Comedian Jon Stewart returned to "The Daily Show" on Thursday and wasted no time mocking the media's obsessive coverage of Donald Trump's hush money trial, particularly the salacious testimony of porn star Stormy Daniels. In his opening monologue, Stewart ridiculed the wall-to-wall reporting, saying, "It has been another big week of wall-to-wall, nonstop penis-to-penis coverage of Donald Trump's trial."

Why this matters: The media's excessive focus on sensational details in the Trump hush money trial may distract from the significant legal and political implications of the case. As the trial unfolds, the public's perception of the proceedings will shape the political landscape and influence the outcome of future elections.

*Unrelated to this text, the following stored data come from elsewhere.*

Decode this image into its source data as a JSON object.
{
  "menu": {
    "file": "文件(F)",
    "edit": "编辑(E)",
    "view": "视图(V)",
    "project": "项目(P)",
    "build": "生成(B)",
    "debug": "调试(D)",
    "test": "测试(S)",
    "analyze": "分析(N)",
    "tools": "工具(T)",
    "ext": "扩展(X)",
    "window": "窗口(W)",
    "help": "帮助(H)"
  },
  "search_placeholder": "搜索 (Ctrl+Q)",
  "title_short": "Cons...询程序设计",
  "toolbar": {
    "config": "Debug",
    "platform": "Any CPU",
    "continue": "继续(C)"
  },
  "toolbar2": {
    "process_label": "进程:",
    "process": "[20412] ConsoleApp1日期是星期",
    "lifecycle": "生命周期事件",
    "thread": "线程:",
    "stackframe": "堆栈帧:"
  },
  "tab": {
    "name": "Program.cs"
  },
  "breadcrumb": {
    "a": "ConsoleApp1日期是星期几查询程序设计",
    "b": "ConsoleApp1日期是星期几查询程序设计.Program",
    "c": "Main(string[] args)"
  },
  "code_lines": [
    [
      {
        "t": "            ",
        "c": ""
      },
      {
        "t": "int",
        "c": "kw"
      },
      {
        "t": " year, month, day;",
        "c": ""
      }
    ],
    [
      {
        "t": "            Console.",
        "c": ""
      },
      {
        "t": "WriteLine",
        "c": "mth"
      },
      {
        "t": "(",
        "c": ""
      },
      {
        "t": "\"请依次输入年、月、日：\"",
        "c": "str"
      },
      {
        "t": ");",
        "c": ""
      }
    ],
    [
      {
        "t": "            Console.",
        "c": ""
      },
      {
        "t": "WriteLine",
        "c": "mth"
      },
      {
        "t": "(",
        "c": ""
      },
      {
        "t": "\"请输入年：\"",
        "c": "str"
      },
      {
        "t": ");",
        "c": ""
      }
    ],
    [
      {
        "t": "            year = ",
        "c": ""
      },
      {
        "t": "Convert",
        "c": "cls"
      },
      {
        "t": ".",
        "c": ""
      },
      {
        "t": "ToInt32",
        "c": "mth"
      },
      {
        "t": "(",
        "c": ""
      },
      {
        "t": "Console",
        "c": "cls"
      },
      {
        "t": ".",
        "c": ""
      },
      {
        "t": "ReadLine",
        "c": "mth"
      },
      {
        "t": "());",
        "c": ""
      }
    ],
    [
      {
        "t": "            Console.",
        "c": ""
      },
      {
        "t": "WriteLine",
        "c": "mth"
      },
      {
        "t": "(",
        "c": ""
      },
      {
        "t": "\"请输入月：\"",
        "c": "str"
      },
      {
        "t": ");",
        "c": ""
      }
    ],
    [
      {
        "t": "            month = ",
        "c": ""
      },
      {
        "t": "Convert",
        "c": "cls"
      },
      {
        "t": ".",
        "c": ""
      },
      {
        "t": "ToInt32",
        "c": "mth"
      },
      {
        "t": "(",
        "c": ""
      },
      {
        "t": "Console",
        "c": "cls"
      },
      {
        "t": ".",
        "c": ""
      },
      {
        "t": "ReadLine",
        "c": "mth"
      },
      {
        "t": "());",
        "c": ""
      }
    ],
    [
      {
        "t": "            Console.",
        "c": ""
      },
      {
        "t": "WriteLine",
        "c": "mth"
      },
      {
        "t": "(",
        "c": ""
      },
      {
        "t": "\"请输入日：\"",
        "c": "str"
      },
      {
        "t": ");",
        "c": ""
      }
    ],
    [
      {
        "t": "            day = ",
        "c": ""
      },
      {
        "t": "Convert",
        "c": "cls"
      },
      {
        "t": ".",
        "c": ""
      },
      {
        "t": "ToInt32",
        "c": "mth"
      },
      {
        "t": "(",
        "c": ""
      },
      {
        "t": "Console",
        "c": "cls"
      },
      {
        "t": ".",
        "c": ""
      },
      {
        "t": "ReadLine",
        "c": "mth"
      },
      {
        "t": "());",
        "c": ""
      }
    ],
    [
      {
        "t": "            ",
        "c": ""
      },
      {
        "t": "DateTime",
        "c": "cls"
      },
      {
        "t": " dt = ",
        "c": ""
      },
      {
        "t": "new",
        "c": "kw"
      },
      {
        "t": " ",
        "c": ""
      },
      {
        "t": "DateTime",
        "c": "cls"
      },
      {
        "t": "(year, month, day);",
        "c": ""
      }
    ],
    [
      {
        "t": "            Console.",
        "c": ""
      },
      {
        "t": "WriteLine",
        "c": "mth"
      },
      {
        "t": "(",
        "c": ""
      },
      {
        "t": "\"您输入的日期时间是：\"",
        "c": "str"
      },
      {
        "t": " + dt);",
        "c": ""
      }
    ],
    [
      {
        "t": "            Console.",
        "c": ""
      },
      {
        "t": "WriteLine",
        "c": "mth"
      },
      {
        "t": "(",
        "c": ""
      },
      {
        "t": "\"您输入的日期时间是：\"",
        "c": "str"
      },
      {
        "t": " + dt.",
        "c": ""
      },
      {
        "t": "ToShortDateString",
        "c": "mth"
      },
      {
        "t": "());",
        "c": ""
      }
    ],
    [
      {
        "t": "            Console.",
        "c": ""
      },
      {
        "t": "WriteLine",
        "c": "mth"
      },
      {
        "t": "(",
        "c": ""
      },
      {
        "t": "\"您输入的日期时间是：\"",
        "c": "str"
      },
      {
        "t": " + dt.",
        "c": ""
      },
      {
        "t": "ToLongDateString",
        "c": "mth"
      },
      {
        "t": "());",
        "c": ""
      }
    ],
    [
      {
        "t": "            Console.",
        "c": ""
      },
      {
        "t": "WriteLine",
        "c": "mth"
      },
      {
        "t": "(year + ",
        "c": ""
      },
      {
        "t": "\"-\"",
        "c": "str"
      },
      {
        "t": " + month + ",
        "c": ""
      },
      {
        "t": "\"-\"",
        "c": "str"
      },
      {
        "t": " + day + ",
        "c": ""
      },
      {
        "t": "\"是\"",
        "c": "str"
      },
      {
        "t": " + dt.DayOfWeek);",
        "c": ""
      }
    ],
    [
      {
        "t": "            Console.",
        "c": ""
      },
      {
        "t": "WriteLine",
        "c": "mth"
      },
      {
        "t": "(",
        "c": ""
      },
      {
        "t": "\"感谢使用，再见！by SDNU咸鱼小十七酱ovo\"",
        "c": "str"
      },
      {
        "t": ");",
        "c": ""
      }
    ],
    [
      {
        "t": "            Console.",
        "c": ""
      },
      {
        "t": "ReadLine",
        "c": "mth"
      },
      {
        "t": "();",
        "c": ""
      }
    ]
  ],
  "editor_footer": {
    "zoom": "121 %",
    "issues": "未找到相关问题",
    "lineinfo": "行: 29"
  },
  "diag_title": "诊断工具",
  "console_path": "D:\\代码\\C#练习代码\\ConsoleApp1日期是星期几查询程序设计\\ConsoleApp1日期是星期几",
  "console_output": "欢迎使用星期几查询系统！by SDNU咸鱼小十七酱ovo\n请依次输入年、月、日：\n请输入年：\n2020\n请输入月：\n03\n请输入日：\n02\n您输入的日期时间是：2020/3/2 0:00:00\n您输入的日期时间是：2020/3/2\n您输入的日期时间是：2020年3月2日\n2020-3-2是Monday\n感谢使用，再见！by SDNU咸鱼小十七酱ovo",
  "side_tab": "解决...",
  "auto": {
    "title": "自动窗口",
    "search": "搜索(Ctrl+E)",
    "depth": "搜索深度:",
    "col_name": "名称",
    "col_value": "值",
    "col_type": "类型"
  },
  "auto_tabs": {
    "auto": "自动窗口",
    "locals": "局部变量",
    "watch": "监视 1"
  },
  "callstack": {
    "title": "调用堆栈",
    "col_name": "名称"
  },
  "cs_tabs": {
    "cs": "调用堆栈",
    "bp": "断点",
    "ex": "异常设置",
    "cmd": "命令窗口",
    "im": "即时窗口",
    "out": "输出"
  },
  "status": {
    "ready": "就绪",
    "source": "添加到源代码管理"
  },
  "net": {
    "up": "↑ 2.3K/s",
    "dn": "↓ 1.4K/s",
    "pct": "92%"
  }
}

Stewart specifically targeted CNN's report on Trump's attire during his alleged encounter with Daniels in 2006. When CNN mentioned that Trump was wearing "satin or silk pajamas," Stewart jokingly exclaimed, "WHICH?! I need to know!" He also poked fun at another report discussing the missionary position, quipping, "No wonder Trump has locked up the Evangelical voting bloc....Tell us more."

The comedian further criticized MSNBC's Lawrence O'Donnell for mentioning that Trump did not wear a condom during his tryst with Daniels, saying he had reached his limit with the excessive details being reported. Stewart's monologue highlighted the media's fixation on trivial aspects of the trial while the proceedings continue to unfold with significant implications for Trump's legal and political future.

Trump's criminal hush money trial resumed on Friday in Manhattan, where he faces 34 felony counts of falsifying business records to conceal a $130,000 payment to Daniels on the eve of the 2016 election. The prosecution will continue presenting its case against the former president, who has vehemently denied any wrongdoing.

As the trial is not being televised, news photographers are only permitted in the courtroom for 45 seconds at the start of each day. Sketch artists are creating portraits of the proceedings, providing the only other visual record from inside the courtroom. Despite the limited access, media outlets continue to closely follow every development in the high-profile case.